A água como um direito humano essencial: “... O acesso à água potável e segura é um direito humano essencial, fundamental e universal, porque determina a sobrevivência das pessoas e, portanto, é condição para o exercício dos outros direitos humanos. Este mundo tem uma grave dívida social para com os pobres que não têm acesso à água potável, porque isto é negar-lhes o direito à vida radicado na sua dignidade inalienável” (Papa Francisco, Laudato Si’, sobre o cuidado da casa comum, n. 30).

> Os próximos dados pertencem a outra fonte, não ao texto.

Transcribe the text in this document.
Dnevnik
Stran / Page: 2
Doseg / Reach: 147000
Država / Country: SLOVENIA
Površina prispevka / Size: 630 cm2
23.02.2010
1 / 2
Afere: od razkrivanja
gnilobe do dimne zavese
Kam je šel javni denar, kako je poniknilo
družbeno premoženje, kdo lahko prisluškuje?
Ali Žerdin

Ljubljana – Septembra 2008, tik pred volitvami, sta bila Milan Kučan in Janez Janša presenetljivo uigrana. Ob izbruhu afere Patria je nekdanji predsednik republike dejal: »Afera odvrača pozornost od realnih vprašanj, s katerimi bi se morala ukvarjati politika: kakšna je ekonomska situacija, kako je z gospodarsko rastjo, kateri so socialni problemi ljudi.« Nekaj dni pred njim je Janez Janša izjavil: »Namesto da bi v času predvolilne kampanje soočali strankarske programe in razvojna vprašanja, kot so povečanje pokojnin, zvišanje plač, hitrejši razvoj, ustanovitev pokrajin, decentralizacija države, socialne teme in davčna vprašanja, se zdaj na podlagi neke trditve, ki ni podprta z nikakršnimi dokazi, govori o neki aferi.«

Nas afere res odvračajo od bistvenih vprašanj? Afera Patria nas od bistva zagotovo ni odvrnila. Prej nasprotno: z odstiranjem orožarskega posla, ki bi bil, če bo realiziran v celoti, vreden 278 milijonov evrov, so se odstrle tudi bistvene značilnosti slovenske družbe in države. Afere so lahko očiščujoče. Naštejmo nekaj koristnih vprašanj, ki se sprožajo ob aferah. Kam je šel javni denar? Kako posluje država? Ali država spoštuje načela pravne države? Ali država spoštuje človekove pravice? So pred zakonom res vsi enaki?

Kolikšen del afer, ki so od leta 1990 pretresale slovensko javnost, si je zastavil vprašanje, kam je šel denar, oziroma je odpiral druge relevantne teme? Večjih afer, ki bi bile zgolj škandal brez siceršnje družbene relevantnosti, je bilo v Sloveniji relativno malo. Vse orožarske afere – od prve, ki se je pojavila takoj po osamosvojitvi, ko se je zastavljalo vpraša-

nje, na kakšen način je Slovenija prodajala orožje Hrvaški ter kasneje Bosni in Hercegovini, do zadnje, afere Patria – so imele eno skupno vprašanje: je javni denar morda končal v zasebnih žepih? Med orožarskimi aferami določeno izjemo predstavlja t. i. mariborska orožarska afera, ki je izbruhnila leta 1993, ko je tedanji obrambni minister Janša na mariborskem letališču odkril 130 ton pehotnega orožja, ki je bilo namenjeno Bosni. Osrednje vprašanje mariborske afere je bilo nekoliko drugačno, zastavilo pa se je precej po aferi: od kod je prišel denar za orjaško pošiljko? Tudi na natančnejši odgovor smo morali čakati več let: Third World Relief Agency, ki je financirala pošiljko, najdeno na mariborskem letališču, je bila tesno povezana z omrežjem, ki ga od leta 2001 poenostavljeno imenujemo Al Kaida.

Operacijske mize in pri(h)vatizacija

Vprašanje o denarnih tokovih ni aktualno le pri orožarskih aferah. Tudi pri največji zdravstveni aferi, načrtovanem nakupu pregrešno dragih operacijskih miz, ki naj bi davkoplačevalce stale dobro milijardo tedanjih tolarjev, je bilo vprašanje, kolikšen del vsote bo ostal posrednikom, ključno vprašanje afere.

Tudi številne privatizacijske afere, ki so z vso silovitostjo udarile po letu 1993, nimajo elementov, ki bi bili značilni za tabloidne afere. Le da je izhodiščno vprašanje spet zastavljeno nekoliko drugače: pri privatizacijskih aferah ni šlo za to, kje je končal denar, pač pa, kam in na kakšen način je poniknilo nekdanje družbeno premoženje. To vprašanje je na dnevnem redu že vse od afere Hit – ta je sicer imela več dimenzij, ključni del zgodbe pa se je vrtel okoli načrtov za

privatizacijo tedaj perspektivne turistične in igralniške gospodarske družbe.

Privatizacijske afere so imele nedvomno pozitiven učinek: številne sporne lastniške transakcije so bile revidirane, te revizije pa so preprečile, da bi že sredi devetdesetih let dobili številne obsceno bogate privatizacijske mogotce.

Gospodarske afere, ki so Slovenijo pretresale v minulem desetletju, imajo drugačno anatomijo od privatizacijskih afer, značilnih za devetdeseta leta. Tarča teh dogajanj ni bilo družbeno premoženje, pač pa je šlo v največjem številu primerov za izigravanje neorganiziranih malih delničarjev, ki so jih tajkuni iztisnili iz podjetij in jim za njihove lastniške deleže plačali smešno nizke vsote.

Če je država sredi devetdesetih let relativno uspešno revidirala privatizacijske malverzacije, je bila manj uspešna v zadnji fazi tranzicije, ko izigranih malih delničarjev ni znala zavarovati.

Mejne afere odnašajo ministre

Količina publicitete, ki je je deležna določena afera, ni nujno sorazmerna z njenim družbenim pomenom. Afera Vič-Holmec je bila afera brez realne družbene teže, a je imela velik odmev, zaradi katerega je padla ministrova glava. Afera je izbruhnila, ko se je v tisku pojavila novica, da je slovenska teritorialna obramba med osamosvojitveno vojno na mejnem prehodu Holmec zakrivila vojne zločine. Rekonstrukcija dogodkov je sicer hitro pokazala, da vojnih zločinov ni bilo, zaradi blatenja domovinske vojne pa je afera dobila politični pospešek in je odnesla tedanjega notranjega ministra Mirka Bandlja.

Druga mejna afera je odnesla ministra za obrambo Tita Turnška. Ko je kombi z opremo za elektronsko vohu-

· As pessoas movidas pela fé cristã denunciam as violações de direitos humanos e se empenham, em nome de sua fé, a defendê-los e promovê-los.
“Os direitos humanos são violados não só pelo terrorismo, a repressão, os assassinatos, mas também pela existência de extrema pobreza e estruturas econômicas injustas, que originam as grandes desigualdades” (Papa Francisco, 28.12.2013).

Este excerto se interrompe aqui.